Curatorial Envy

You would think that a museum curator would want to avoid museums while on vacation but that hasn’t been the case with me! During a recent trip to Tucson, Arizona, I had the chance to visit a few of the museums that are located on the campus of the University of Arizona. Each of these is a little gem and, like our site, each is free. For better or worse, however, they have afflicted me with a lingering case of curatorial envy. At the Arizona State Museum ( it was the Wall of Pots that did it. A recent installation, this exhibit is an excellent example of a stunningly simple way to display three-dimensional objects from a variety of angles. Selected from a nationally recognized collection of Southwest pottery, the one hundred and fifty pots are set on clear shelves that are mounted at various levels inside an eighteen-foot high curving glass case.

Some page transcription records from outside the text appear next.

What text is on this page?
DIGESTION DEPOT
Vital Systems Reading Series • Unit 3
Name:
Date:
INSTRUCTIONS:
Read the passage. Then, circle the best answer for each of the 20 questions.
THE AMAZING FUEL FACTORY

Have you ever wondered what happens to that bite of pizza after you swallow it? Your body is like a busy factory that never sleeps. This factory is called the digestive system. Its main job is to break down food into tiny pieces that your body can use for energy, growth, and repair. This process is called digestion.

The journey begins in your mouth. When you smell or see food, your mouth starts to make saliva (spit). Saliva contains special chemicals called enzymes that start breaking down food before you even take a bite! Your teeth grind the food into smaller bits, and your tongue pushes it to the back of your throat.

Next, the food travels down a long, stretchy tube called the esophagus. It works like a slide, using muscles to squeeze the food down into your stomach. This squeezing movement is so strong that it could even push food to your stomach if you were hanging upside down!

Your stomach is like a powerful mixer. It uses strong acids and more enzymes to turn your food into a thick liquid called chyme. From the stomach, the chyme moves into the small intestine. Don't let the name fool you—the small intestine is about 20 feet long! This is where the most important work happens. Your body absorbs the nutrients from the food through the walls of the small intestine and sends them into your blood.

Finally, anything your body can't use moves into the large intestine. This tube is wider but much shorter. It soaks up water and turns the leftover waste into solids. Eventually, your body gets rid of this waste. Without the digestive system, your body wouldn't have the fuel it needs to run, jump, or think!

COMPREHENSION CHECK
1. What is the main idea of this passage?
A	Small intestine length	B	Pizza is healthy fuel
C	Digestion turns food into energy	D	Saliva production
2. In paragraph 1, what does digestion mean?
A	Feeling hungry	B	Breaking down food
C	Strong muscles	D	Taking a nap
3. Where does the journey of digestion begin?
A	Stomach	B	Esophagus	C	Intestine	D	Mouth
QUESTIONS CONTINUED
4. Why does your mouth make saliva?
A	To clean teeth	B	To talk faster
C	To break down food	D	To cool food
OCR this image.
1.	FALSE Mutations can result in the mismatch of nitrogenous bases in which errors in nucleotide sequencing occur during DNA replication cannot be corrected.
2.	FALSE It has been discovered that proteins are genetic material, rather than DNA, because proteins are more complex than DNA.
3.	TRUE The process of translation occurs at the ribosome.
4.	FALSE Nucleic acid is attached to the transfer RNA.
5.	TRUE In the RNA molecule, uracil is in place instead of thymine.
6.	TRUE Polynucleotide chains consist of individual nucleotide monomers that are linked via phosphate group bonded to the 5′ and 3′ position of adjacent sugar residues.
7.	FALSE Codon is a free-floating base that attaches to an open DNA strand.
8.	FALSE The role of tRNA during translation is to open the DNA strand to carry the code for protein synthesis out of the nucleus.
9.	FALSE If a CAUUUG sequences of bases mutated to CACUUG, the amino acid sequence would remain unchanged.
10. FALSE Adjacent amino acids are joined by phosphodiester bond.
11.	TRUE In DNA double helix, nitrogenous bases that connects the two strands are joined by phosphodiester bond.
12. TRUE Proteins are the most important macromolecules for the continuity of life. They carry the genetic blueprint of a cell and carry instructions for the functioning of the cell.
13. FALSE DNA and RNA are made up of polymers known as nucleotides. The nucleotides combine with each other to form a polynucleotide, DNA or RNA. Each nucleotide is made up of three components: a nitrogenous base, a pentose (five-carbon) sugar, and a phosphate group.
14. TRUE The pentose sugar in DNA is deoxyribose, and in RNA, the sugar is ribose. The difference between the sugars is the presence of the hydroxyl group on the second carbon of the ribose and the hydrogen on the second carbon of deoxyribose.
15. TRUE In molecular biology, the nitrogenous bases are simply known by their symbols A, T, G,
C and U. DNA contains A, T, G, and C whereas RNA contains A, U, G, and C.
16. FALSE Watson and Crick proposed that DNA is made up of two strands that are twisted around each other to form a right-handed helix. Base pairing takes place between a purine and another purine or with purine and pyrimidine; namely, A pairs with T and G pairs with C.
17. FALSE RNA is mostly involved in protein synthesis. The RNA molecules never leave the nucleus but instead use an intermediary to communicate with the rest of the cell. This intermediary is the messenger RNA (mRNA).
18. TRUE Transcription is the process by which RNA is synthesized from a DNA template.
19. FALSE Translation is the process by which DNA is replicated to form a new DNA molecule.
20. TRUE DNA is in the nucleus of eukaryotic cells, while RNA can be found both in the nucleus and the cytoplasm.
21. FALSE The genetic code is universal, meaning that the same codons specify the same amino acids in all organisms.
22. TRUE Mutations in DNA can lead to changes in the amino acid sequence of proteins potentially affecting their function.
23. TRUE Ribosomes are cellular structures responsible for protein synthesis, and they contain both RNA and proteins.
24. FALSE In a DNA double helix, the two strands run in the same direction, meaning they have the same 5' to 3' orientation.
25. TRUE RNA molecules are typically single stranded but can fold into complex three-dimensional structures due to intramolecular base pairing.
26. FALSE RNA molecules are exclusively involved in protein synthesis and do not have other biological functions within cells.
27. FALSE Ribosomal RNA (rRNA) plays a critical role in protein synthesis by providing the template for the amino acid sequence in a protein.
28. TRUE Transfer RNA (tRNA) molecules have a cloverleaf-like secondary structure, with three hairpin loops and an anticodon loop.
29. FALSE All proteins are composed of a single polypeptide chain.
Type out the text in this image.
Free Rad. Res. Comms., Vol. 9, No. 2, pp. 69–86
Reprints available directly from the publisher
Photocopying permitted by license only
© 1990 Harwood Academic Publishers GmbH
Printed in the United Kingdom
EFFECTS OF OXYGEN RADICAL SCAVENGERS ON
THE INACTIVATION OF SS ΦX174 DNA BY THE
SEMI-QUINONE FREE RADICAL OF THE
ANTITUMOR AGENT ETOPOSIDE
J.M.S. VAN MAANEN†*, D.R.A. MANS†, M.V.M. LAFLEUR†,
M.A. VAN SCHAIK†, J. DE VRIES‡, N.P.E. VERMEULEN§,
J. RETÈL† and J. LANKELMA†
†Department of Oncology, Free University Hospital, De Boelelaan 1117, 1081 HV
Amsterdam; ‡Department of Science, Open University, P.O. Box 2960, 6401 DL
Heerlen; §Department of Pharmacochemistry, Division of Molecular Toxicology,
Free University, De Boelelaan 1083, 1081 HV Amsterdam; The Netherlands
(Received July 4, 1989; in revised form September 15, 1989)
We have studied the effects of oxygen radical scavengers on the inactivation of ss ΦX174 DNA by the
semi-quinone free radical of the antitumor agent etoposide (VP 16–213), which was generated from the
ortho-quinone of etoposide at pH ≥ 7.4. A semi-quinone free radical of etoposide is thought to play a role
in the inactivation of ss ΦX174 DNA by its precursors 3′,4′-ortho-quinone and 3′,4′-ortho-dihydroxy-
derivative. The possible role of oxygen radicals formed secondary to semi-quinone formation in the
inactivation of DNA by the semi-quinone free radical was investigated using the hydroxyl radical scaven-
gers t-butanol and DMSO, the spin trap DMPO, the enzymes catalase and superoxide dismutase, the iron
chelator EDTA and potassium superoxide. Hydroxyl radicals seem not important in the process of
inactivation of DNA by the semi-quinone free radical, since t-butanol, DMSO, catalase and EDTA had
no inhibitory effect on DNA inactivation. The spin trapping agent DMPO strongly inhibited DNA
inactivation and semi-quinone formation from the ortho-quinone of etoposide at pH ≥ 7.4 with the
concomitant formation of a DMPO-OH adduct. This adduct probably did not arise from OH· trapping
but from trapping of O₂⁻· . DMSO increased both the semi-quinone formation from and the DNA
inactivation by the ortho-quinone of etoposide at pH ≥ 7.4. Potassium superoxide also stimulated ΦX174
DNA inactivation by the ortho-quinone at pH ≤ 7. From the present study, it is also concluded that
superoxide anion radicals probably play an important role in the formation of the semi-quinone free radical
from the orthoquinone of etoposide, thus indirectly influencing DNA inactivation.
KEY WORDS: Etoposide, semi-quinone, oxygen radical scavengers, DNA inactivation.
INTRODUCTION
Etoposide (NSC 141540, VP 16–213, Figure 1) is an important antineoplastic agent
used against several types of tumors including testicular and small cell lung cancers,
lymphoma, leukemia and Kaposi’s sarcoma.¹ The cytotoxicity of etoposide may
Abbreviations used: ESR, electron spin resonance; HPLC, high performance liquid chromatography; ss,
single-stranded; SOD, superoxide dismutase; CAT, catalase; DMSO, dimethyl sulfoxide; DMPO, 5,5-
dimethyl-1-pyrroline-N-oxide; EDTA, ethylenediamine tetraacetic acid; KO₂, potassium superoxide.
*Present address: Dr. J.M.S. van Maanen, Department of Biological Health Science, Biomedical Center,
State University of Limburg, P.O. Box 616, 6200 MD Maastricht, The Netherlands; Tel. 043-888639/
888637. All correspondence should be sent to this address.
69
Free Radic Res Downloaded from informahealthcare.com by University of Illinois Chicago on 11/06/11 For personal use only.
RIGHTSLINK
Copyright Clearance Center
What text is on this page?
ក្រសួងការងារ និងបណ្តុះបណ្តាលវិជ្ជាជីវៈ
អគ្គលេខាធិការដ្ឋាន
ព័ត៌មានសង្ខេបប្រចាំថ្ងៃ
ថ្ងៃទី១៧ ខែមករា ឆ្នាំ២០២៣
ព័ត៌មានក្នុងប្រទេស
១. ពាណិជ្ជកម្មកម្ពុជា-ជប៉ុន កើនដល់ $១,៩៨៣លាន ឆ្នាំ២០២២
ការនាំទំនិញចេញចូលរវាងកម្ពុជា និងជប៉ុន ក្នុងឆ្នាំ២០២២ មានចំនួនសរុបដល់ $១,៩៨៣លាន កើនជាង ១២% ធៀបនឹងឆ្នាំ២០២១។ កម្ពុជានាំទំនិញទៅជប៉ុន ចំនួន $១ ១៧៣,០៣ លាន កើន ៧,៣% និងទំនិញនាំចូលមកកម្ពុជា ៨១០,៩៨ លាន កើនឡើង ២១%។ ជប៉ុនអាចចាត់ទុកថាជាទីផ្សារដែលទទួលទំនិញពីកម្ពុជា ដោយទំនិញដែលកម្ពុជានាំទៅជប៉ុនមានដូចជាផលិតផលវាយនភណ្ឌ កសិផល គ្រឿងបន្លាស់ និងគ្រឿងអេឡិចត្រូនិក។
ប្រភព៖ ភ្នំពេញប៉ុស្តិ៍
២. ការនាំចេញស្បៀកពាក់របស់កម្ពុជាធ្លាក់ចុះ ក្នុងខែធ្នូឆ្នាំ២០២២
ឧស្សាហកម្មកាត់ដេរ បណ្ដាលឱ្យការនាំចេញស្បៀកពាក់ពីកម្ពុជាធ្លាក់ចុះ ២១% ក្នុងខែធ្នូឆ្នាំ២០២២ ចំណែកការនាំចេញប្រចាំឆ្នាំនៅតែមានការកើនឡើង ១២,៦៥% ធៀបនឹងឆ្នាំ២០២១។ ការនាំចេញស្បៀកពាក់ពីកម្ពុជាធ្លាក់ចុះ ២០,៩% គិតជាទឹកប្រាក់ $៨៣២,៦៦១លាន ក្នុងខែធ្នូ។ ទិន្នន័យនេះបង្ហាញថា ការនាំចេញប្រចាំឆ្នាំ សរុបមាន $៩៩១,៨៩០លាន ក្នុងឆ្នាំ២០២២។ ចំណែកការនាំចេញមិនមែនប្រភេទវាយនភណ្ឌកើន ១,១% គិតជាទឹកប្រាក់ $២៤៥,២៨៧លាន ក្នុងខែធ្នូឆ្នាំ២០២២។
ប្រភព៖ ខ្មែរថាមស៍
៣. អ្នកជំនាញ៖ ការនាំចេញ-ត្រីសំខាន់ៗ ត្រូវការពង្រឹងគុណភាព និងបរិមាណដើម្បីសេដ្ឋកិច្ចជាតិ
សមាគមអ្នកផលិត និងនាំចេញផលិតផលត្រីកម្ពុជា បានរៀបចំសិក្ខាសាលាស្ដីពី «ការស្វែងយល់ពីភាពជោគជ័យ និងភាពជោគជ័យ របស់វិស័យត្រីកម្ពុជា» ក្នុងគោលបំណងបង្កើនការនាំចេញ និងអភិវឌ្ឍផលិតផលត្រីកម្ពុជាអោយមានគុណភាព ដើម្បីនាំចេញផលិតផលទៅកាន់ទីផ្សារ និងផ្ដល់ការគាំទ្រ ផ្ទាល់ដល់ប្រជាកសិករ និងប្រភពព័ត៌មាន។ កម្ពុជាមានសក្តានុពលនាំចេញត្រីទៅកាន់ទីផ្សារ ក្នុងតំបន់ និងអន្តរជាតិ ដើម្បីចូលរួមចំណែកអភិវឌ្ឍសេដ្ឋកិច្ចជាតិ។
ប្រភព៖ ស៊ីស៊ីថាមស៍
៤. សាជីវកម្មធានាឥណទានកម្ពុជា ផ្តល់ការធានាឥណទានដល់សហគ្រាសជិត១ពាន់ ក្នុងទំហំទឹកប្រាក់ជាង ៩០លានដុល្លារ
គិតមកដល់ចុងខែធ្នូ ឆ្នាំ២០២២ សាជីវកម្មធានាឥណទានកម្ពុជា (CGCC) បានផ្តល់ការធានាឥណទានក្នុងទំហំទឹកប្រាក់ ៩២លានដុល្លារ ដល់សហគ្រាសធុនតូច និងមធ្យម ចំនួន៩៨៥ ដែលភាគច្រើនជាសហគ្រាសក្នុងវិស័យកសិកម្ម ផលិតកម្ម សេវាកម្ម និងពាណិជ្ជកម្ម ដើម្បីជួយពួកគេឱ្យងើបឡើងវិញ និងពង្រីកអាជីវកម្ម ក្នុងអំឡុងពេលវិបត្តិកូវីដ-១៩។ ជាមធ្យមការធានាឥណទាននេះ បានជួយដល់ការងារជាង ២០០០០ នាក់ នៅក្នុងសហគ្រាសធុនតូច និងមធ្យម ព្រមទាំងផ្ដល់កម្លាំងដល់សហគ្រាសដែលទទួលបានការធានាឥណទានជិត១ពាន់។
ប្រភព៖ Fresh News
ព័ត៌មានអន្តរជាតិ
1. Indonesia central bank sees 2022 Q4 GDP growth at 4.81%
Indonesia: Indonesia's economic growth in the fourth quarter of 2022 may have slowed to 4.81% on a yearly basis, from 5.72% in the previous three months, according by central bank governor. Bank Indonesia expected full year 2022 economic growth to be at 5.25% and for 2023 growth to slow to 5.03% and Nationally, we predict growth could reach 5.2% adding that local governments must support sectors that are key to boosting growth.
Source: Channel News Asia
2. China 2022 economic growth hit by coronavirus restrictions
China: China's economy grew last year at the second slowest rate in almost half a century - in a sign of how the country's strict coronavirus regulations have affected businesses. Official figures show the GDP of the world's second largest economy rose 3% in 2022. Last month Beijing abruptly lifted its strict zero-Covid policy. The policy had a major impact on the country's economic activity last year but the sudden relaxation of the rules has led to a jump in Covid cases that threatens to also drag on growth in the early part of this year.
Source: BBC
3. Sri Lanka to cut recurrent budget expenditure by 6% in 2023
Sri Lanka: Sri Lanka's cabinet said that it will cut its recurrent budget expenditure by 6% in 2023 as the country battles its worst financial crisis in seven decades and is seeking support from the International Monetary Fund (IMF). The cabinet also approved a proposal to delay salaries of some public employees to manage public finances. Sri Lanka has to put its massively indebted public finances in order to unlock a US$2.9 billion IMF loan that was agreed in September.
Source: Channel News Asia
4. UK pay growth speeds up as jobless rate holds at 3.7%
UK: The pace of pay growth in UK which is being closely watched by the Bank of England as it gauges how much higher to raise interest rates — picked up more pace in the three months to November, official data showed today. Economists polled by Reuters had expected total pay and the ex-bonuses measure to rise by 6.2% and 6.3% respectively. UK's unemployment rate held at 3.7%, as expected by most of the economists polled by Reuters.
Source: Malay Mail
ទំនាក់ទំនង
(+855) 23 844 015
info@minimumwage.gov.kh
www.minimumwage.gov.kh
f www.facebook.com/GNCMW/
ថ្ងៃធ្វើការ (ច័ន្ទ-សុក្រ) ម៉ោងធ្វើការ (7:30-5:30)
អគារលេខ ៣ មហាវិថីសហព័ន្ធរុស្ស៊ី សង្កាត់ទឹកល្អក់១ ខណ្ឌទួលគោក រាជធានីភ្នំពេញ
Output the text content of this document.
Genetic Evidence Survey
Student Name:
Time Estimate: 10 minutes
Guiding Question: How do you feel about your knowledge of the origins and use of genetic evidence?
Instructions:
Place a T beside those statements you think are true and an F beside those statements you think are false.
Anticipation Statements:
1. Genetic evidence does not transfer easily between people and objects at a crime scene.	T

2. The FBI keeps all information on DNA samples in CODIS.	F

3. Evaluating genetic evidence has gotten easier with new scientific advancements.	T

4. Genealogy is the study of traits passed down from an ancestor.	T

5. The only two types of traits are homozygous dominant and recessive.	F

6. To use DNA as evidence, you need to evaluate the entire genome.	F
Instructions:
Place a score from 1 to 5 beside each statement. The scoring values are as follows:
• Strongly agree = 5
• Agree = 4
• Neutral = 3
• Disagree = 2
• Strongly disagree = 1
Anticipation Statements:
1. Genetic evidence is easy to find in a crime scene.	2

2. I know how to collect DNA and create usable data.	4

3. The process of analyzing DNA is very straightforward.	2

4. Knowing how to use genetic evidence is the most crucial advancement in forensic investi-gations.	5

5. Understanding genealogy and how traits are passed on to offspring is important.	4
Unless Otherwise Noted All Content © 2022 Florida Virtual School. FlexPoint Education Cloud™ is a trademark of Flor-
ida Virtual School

The exhibit effectively conveys a rich trove of information in a limted space without overwhelming the visitor. What really did it, however, was the “Curatorial” room I snuck a peek into at the Center for Creative Photography ( Located on the floor above the three exhibit halls, which were filled with works by photographers such as Ansel Adams, Edward Weston and Paul Strand, this room has a wonderfully enormous work table that is surrounded by cupboards, drawers, shelving units and various other workspaces. I should have resisted looking through that door! I can’t help wondering what delightful tools of the trade are tucked away in those beautiful spaces. If you are ever in the Tucson area and have some time to spare, be sure to check out these sites. They are well worth the trip.